Avoiding the courts
Once again, an owners' corporation has got itself into trouble. Even though the Lands Tribunal ruled that it had committed procedural errors in imposing a $60 management fee increase, office-bearers of the Incorporated Owners of Chee On Building still thought they were in the right.
To their disappointment, the Court of Appeal confirmed they were wrong. And that was after they had spent thousands of times more than the $60 at issue on legal fees, which will now have to be shared among the building's owners.
Most lawyers would agree that it is not worthwhile to take a case to court, even over a matter of principle, if the amount of money in dispute is minuscule compared to the costs involved.
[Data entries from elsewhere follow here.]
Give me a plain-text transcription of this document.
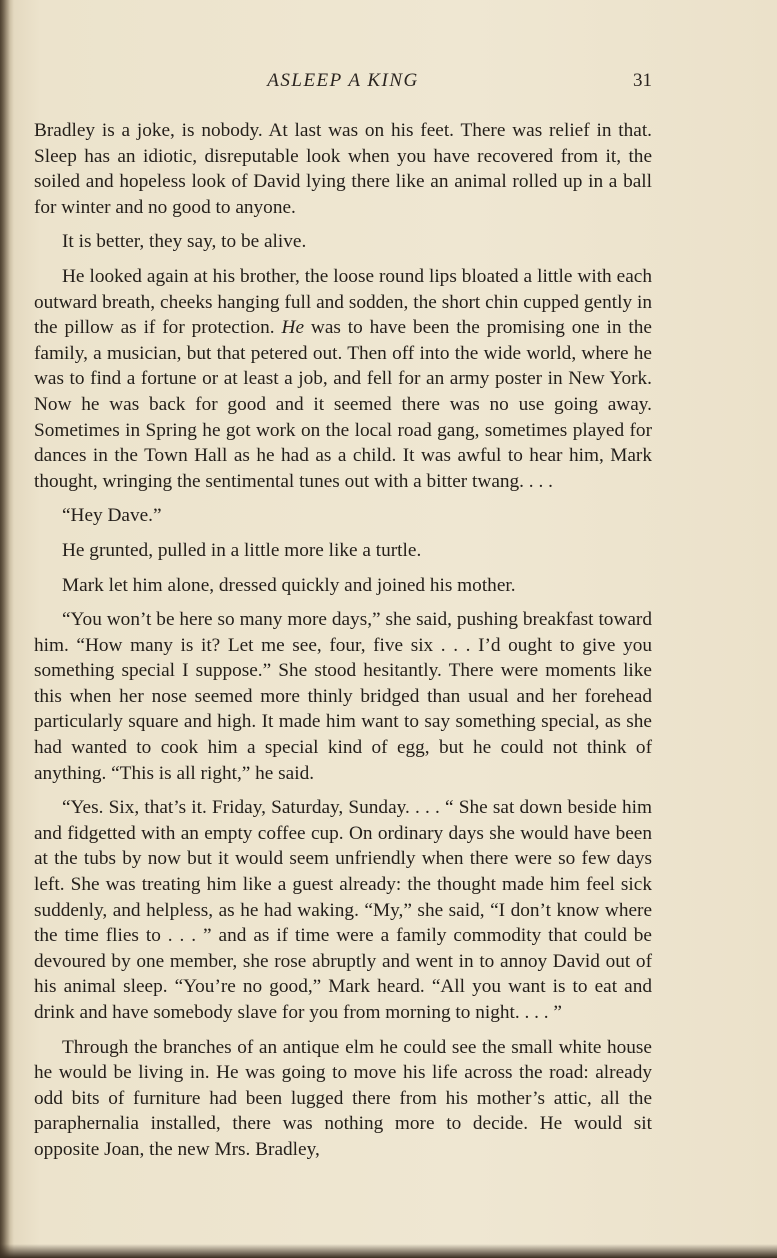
ASLEEP A KING	31

Bradley is a joke, is nobody. At last was on his feet. There was relief in that. Sleep has an idiotic, disreputable look when you have recovered from it, the soiled and hopeless look of David lying there like an animal rolled up in a ball for winter and no good to anyone.

It is better, they say, to be alive.

He looked again at his brother, the loose round lips bloated a little with each outward breath, cheeks hanging full and sodden, the short chin cupped gently in the pillow as if for protection. He was to have been the promising one in the family, a musician, but that petered out. Then off into the wide world, where he was to find a fortune or at least a job, and fell for an army poster in New York. Now he was back for good and it seemed there was no use going away. Sometimes in Spring he got work on the local road gang, sometimes played for dances in the Town Hall as he had as a child. It was awful to hear him, Mark thought, wringing the sentimental tunes out with a bitter twang. . . .

“Hey Dave.”

He grunted, pulled in a little more like a turtle.

Mark let him alone, dressed quickly and joined his mother.

“You won’t be here so many more days,” she said, pushing breakfast toward him. “How many is it? Let me see, four, five six . . . I’d ought to give you something special I suppose.” She stood hesitantly. There were moments like this when her nose seemed more thinly bridged than usual and her forehead particularly square and high. It made him want to say something special, as she had wanted to cook him a special kind of egg, but he could not think of anything. “This is all right,” he said.

“Yes. Six, that’s it. Friday, Saturday, Sunday. . . . “ She sat down beside him and fidgetted with an empty coffee cup. On ordinary days she would have been at the tubs by now but it would seem unfriendly when there were so few days left. She was treating him like a guest already: the thought made him feel sick suddenly, and helpless, as he had waking. “My,” she said, “I don’t know where the time flies to . . . ” and as if time were a family commodity that could be devoured by one member, she rose abruptly and went in to annoy David out of his animal sleep. “You’re no good,” Mark heard. “All you want is to eat and drink and have somebody slave for you from morning to night. . . . ”

Through the branches of an antique elm he could see the small white house he would be living in. He was going to move his life across the road: already odd bits of furniture had been lugged there from his mother’s attic, all the paraphernalia installed, there was nothing more to decide. He would sit opposite Joan, the new Mrs. Bradley,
The Chee On corporation's office-bearers could have dealt with the original complaint from three owners by passing another resolution to approve the fee increase strictly according to the rules.
That this was not done was unfortunate. At a time when the Government encourages building owners to band together to look after their properties, media publicity on this case is bound to have a dampening effect on some owners' enthusiasm to take part in building management.
The case indicates a need for the Government to strengthen its advisory service to office-bearers of owners' corporations through the district offices. As many building management disputes are aggravated by animosity between the protagonists involved, merely furnishing owners with information about their rights and obligations may not be adequate. The Chee On case also shows that even telling them to go to the Lands Tribunal to sort out disputes may sometimes be counter-productive.
A cheaper and far more effective solution would be to establish a mediation mechanism at the district level so that disputes could be settled in a less confrontational manner and with due regard to personal feelings.